Thirteen years ago, 10 SU students pressed charges for discrimination after they were denied from a Denny’s restaurant and beaten in the parking lot by a group of white males, according to an April 2008 article in The Daily Orange. The case was dismissed, but it sparked the push for an Asian American studies program.
“We want a fair piece of what we think is ours,”
said Andrea Wangsanata, a junior public relations and political science major.
“I think that every other ethnic group has their own program, and we don’t and we’re the largest minority group on campus. It’s just not something that we wanted all of a sudden. It’s been a struggle.”
Li said even though the rally didn’t result in the amount of signatures the group was looking for, he thought it was important to make the cause visible on campus.

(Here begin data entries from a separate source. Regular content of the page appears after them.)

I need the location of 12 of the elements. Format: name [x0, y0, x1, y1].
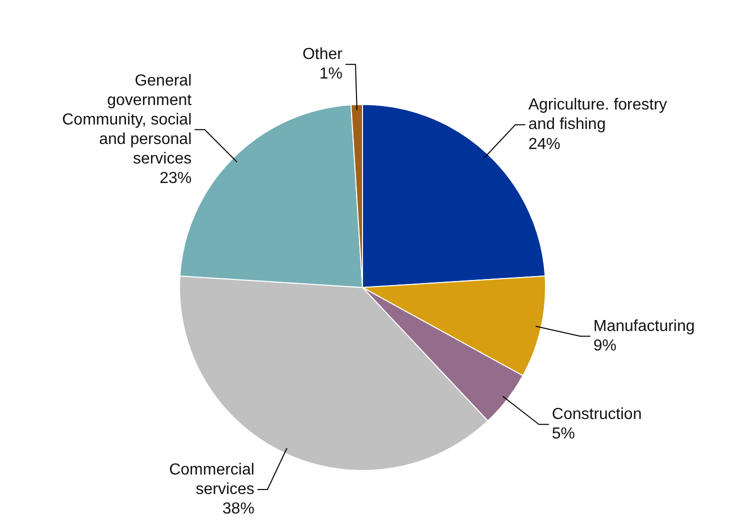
- slice-label: Manufacturing: [593, 318, 695, 335]
- data-label: 1%: [319, 66, 342, 83]
- slice-label: General government Community, social and personal services: [62, 72, 192, 168]
- slice-label: Other: [302, 46, 344, 64]
- slice-label: Commercial services: [169, 461, 254, 498]
- data-label: 23%: [160, 170, 192, 188]
- slice-label: Construction: [552, 406, 642, 424]
- slice-label: Agriculture. forestry and fishing: [528, 96, 668, 134]
- data-label: 38%: [222, 500, 254, 518]
- data-label: 5%: [552, 426, 576, 443]
- data-label: 9%: [593, 337, 617, 354]
- data-label: 24%: [528, 136, 560, 153]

Wangsanata said the rally was also intended to show USen that support for the program is not limited to students of Asian descent, as students from a multitude of racial backgrounds signed the petition.
“What we really want to do is show the University Senate that there is large student support across racial boundaries,”
“We just want them to recognize that this is a program that not just Asians want, but has full campus support.”
Students signing the petition expressed their surprise that Asian American studies was not already a minor at SU, especially because the group makes up about 10 percent of the student body, according to the College Board.
Scott Lyons, an English and Native American studies professor who spoke at the rally, said it doesn’t make sense that the program had not yet been created.
“In terms of Asian-Americans in particular, it does surprise me,”
“It just seems natural that that’s a group that’s been asking for their own program and some autonomy and have not received it, and I’m not sure why that is.”
Members of the USen committee reviewing the program could not be reached for comment.
The minor, like other minors on campus, would require 18 credits, including 12 at the 300 or higher level. The program would be housed in the College of Arts and Sciences with staff support from the staff for Interdisciplinary Programs. Current sociology professor Yingyi Ma will serve as interim director until a permanent director is appointed. Though designed to cover Asian heritage, the program will mostly focus on the history of Asians in the United States.
Thirteen years of waiting may be coming to a close for the students behind the program, but they said they are not overly excited about the minor’s approval. The program is long overdue, and hiring faculty to teach the program will be the real key to its success, Li and Wangsanata said.
“It’s a start,”
“But we’ve been fighting since 1997 for just a start.”